ZIL block size selection policy

ZIL block size selection policy

As I mentioned in my previous blog entry, the ZIL (ZFS Intent Log) operates with block sizes between ZIL_MIN_BLKSZ(4K) and ZIL_MAX_BLKSZ(128k).  Let us take a closer look at this.

The ZIL has to allocate a new zil block before it commits the current zil block.  This is because the zil block being committed has to have a link to the next zil block. If you do not preallocate, you will have to update the next pointer in the previous block whenever you write a new zil block. This means that you will have read in the previous block, update the next pointer, and rewrite it out. Obviously this is quite expensive (and quite complicated).

The current block selection strategy is to chose either the sum of all outstanding ZIL blocks or if no outstanding zil blocks are present, the size of the last zil block that was committed. If the size of the outstanding zil blocks is greater than 128k, it is rounded up to 128k.

The above strategy works in most cases, but behaves badly for certain edge cases.

Let us examine the zil block size for the set of actions described below
(dtrace -n ::zil_lwb_commit:entry'{@[1]=quantize((lwb_t\*)args[2]->lwb_sz);}')

  1. Bunch of 2k O_DYNC writes -- zil block size: 4k (ZIL_MIN_BLKSZ)
  2. Bunch of 128bytes O_DSYNC writes -- zil block size was 4k (ZIL_MIN_BLKSZ)
  3. Bunch of non-O_DSYNC writes ... No zil blocks written
  4. Bunch of 128 byte O_DSYNC writes -- zil block size was 64k !!
oops! Why did the zil block size suddenly jump up to 64k above?
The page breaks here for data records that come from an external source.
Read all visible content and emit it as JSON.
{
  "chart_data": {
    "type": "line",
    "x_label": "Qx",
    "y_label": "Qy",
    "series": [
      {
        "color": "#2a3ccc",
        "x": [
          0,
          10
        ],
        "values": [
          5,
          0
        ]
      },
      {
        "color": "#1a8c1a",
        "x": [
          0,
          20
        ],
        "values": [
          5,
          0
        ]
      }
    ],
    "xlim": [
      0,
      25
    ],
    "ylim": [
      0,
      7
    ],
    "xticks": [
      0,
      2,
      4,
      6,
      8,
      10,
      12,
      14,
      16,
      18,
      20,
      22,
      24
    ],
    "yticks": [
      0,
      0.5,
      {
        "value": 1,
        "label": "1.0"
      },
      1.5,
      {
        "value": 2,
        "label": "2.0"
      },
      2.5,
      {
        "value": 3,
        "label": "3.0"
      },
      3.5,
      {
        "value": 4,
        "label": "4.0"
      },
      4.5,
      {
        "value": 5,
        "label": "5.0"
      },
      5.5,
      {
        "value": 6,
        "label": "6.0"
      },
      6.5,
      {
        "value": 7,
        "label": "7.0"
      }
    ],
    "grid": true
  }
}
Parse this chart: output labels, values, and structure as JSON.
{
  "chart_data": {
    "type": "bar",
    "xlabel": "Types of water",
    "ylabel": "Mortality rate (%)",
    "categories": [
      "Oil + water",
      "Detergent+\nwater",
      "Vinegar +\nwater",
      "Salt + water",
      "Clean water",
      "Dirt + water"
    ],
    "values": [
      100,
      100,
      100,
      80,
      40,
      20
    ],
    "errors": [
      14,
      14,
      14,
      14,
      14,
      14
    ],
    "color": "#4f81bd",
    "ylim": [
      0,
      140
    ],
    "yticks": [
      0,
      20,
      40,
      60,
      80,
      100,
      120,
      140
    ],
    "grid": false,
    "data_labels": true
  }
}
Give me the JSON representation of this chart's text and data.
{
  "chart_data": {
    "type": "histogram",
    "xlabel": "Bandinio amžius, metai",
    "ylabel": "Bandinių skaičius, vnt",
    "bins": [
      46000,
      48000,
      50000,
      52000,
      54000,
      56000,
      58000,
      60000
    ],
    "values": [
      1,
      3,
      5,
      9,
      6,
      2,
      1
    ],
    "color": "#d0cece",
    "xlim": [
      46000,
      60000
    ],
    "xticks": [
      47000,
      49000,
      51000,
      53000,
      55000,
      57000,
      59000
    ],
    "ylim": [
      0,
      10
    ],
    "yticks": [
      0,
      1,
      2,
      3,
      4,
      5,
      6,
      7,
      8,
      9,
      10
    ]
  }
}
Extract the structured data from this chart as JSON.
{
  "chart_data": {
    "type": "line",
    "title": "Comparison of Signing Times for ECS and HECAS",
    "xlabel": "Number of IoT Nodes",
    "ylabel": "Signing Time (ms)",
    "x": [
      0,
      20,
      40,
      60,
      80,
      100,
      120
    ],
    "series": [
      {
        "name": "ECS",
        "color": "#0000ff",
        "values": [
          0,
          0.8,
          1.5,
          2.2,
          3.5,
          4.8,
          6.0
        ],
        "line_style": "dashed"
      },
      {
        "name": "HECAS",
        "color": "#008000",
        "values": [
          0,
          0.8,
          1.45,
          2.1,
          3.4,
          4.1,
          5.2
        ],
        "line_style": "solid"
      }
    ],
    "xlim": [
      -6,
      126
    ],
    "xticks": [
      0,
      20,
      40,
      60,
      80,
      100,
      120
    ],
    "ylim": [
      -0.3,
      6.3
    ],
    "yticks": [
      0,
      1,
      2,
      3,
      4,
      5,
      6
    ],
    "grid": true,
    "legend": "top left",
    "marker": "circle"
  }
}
When the first O_DSYNC write was initiated in (4), the zil coalesced all outstanding log operations into a big block (in my case a 128k block and a 64k block) and then did a zil_commit. The next O_DSYNC write then chose 64k as the zil block size as that was the size of the last zil_commit. The following O_DSYNC writes then continued to use 64K as the zil block size.

Neil Perrin filed CR 6354547: sticky log buf size to fix this issue. His proposed fix is to use the size of the last block as the basis for the size of the new block. This should work optimally for most cases, but there is a possiblity for empty log writes. Need to investigate this issue with "real" workloads.